斎藤元彦兵庫県知事の疑惑告発文書の作成に関わったとのデマを演説で流布され、名誉を毀損(きそん)されたとして、丸尾牧県議が政治団体「NHKから国民を守る党」の立花孝志党首に1100万円の損害賠償を求めた訴訟の判決で、神戸地裁尼崎支部は28日、330万円の支払いを命じた。演説内容は虚偽と認定した。
太田敬司裁判長は判決理由で、丸尾氏の社会的評価を低下させるもので、真実だと信じる十分な根拠「真実相当性」も認められないと指摘。
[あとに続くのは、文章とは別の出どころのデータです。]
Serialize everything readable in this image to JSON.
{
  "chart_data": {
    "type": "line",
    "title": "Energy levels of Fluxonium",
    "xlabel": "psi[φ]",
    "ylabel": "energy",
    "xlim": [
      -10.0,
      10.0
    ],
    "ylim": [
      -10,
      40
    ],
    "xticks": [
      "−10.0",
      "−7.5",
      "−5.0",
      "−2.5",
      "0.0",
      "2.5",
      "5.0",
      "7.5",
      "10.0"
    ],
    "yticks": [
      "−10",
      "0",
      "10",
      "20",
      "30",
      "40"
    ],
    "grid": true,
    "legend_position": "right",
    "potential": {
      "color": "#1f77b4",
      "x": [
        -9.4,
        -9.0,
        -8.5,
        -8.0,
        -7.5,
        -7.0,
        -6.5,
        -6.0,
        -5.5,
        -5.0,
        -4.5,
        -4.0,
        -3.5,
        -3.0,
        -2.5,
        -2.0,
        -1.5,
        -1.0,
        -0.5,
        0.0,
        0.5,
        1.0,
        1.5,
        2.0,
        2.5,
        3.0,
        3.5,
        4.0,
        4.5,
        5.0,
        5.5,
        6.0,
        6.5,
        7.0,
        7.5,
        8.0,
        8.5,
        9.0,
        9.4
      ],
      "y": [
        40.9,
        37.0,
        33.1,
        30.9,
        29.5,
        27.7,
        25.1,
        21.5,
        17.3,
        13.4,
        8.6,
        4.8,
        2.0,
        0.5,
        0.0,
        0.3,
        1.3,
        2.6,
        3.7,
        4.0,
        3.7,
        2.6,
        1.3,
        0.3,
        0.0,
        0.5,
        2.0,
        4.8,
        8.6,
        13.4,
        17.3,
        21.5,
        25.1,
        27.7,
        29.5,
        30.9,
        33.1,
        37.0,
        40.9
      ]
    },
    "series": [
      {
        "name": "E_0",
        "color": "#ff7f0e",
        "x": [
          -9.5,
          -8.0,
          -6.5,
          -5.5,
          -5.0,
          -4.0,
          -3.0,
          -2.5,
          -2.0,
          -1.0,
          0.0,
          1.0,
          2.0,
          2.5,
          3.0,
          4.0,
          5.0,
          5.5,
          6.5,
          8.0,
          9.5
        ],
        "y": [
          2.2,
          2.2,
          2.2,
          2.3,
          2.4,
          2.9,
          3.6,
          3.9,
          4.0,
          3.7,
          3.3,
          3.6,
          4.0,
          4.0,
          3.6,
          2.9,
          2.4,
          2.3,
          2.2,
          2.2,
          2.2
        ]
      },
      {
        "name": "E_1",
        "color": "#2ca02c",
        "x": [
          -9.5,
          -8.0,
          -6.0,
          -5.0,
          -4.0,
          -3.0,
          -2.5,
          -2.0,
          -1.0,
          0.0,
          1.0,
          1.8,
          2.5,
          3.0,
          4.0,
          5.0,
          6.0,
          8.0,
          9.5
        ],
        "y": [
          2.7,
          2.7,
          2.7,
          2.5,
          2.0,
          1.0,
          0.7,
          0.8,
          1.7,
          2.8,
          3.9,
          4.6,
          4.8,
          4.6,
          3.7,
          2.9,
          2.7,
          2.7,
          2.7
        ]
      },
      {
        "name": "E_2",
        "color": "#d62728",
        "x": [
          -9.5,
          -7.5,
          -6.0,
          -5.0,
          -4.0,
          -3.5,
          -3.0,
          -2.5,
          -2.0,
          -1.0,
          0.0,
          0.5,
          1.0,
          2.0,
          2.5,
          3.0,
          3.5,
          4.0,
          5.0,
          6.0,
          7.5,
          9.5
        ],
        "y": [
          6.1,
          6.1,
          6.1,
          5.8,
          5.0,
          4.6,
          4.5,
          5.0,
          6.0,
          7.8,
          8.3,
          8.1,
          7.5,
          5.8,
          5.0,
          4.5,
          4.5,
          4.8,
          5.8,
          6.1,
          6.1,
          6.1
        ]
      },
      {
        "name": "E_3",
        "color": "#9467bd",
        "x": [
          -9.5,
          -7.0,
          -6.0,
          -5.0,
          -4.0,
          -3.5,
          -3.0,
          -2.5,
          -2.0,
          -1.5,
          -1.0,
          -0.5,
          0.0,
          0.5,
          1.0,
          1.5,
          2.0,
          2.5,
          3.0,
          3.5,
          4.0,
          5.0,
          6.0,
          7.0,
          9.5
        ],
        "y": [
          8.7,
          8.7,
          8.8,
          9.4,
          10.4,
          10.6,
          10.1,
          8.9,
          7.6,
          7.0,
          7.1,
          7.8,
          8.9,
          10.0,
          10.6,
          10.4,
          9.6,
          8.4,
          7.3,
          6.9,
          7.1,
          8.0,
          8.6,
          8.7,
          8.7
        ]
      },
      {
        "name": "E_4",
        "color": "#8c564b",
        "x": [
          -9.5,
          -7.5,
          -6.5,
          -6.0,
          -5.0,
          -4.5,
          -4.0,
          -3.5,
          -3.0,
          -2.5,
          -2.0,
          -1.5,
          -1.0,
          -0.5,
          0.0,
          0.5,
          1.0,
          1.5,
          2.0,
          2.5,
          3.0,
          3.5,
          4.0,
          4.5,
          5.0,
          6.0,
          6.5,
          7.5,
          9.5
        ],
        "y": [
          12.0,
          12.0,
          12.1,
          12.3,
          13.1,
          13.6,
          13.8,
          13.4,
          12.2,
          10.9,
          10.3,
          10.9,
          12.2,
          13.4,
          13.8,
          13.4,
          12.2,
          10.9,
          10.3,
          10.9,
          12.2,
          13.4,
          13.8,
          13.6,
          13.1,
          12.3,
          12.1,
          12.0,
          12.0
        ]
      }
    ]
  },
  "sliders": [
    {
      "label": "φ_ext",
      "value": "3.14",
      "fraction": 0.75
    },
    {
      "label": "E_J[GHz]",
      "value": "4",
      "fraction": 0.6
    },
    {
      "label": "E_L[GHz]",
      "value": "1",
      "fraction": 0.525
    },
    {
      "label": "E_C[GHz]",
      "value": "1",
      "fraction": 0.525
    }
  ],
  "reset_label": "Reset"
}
立花氏は虚偽内容と知った上であえて街頭演説を行ったとし「デマを用いてでも世論を誘導する意図で行ったものと評さざるを得ない」と指弾した。
判決によると、斎藤氏失職に伴う令和6年11月の知事選に立候補した立花党首が同県西宮市内で演説した際、「実は丸尾とかが書いたんですって、うそを。あの告発文書を丸尾牧も書いとるんです」などと発言した。
立花氏は、SNSなどでの誹謗(ひぼう)中傷にさらされ、昨年1月に死亡した竹内英明元県議への名誉毀損罪でも起訴されている。